Following the Chancellor’s Budget speech, Subrahmaniam Krishnan-Harihara, Head of Research at Greater Manchester Chamber of Commerce, provides an overview of the main announcements.
The Chancellor, Rishi Sunak, presented his first Budget earlier this afternoon and set the path for the largest rise in public borrowing in 30 years. This Budget ushers in the post-austerity age and increased public borrowing for enhanced investment in infrastructure and innovation.
Expectations from any Budget are high but the stakes were particularly high for this one given the current climate, which is dominated by concerns around the health and economic impact of Covid-19, the need for significant progress in the UK’s trade negotiations with the EU and critical requirement to focus on the domestic agenda, largely perceived to have been put on the backburner over the last 36 months.

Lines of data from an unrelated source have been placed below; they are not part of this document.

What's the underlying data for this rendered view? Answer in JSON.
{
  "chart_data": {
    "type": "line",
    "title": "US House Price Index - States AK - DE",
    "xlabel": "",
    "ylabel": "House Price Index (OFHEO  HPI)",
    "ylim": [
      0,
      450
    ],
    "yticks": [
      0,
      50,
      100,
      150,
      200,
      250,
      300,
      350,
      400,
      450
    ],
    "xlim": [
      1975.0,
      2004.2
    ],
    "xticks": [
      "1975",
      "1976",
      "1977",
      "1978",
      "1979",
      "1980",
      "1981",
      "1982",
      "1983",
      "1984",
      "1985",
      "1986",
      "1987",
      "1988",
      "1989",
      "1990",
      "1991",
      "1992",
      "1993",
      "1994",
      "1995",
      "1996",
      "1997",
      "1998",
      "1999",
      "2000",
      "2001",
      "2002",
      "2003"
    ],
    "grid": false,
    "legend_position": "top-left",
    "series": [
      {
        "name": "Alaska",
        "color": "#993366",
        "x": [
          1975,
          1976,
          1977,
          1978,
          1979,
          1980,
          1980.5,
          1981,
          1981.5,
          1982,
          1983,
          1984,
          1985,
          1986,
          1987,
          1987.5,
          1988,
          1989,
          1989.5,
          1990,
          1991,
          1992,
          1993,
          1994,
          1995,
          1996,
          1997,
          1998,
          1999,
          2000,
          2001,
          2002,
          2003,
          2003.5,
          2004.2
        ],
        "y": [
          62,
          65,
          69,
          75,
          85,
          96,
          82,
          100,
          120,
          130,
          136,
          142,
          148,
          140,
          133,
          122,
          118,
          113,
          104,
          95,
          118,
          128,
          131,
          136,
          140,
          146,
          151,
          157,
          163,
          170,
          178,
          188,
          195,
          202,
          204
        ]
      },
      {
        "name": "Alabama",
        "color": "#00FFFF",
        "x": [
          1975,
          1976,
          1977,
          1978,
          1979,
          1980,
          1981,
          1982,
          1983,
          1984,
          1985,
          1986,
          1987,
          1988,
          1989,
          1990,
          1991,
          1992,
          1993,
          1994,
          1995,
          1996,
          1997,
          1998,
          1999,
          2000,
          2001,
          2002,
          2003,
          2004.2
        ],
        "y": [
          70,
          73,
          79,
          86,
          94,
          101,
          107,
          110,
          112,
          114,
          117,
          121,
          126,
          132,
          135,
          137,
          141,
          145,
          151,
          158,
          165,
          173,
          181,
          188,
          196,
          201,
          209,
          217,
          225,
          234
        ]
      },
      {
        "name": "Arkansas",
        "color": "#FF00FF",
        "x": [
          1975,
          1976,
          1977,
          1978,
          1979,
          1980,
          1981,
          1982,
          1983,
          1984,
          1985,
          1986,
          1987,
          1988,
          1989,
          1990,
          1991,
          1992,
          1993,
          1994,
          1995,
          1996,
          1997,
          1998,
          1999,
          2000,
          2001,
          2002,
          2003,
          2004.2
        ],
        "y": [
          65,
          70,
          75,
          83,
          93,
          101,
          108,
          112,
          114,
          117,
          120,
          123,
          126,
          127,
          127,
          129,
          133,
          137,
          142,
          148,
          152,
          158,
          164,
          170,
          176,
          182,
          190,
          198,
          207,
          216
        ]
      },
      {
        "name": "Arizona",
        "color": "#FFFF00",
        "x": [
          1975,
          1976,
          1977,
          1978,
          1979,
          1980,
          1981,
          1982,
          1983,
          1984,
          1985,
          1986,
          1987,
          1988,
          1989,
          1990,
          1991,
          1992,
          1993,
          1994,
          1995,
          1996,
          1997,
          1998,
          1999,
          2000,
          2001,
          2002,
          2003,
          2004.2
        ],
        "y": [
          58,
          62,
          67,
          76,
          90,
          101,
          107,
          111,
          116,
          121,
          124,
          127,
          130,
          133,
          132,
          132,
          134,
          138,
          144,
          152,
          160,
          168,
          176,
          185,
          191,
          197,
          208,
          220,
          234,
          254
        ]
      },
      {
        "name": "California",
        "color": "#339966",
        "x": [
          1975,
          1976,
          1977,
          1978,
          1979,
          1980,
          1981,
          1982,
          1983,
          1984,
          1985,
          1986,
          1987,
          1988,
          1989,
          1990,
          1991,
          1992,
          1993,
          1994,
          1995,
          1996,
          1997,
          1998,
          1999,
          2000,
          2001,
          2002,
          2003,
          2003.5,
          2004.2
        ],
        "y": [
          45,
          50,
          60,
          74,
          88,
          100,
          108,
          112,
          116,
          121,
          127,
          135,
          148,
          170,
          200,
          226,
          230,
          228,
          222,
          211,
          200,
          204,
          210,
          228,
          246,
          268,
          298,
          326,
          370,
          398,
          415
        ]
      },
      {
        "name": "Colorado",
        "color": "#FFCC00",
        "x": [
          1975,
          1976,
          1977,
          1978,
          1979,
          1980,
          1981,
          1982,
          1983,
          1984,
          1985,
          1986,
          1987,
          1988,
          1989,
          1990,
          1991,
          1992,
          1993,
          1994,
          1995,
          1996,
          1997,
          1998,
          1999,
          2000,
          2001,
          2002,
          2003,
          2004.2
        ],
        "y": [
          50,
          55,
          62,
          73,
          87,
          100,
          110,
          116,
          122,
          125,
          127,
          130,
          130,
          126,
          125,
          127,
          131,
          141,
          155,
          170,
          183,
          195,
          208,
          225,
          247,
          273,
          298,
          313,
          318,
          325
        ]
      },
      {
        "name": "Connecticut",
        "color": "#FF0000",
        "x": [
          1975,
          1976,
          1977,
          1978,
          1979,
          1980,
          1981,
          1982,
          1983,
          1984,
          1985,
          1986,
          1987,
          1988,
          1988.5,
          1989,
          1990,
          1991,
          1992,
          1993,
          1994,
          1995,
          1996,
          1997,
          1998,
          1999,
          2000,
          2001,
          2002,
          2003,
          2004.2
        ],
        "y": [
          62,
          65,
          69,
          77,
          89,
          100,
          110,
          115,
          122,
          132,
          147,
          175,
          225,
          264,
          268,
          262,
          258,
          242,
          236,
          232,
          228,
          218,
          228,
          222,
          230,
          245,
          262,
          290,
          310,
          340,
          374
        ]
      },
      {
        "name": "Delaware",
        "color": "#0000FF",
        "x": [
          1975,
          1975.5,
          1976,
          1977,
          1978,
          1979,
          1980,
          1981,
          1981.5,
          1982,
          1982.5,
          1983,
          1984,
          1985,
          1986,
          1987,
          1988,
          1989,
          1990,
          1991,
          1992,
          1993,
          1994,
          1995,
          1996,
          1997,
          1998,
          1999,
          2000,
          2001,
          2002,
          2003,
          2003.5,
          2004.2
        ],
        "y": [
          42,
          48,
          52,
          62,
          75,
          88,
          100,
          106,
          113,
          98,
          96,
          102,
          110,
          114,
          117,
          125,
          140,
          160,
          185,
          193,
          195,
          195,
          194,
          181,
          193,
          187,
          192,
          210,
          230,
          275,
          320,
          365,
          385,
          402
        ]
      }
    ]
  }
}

So when he stood up to deliver the first Budget speech of this Conservative majority government, the Chancellor would have been under pressure – a new Chancellor barely a month in the job and facing calls to announce substantial measures such as providing additional funding for the NHS to fight the impact of Covid-19, to make improvements to infrastructure, business rates reforms and most importantly, sufficient funding to kickstart the “levelling up” agenda announced by the Conservatives in their election manifesto and reiterated numerous times by the Prime Minister and others since the election victory.
The signalling prior to the Budget was clear: there would be a series of measures to boost investment and demand. Earlier the Bank of England’s Monetary Policy Committee held an emergency meeting, which announced a package of measures including a 0.5% cut to interest rates bringing the base rate down to 0.25%. Although the cut in interest rates and supporting bank lending will not directly address the sharp reduction in consumer demand or disruptions to supply chain, it set the scene for the Chancellor to initiate a loosening of fiscal rules to unleash an “infrastructure revolution” and fund a series of other measures that could have “maximum impact” on the UK economy.
Headlined by a £30 billion response to coronavirus comprising additional funding for NHS, extending Statutory Sick Pay for employees who are self-isolating and a measure that has business impact: refunding SSP payments for businesses with less than 250 employees.
Of interest to Chamber members would be an issue that the Chamber has been lobbying for a long time – business rates. Although the Chancellor confirmed continuation of business rates retention in devolved areas and an expected review of business rates to be concluded by the Autumn Budget, key business rates related announcements in the Budget were part of the “temporary, timely and targeted” set of measures forming part of the UK’s response to Covid-19.
Overall, these measures may provide temporary respite to sectors particularly affected by coronavirus but long term “levelling-up” requires consideration of local needs on transportation and improving access to labour markets. On infrastructure, the Chancellor had previously announced £5 billion for extending gigabit capable ethernet to most parts of the UK and £1 billion for addressing mobile not-spots. In total, the Chancellor has committed to £600 billion in infrastructure spending but details are yet unavailable of where this spending will go and indeed, whether it is inclusive of or additional to the £100 billion for HS2 and £6 billion to the Manchester – Leeds segment of Northern Powerhouse Rail. We expect the National Infrastructure Strategy due to be published later this year to set out the details of infrastructure spending.
The Chancellor announced the second Road Investment Strategy (RIS2) with allocated spend of over £27 billion between 2020 and 2025 and a total £4.2billion from 2022-23 for five-year funding settlements for eight Mayoral Combined Authorities. There is funding from this pot for Greater Manchester to start a tram-train pilot.
The macroeconomic headwinds for this Budget and the commitments therein are strong. The challenge for the Chancellor would have been to achieve funding commitments without giving rise to accusations of fiscal imprudence. But there can be no doubt that the UK needs a significant amount of investment in transport, in rebalancing the economy, for transitioning towards carbon neutrality and in achieving global leadership in R&D. Without that investment, the UK’s fragile economic growth could falter and cause serious churn for some sectors. On that score, the Budget could be a starting point to “rebuilding Britain”. However, those expecting further clarity on this Government’s long-term plans for “levelling up” the UK would have been disappointed – although there was a string of funding pledges, the details are not available. This was one of the concerns we had about the Conservative manifesto and we have the same concern now.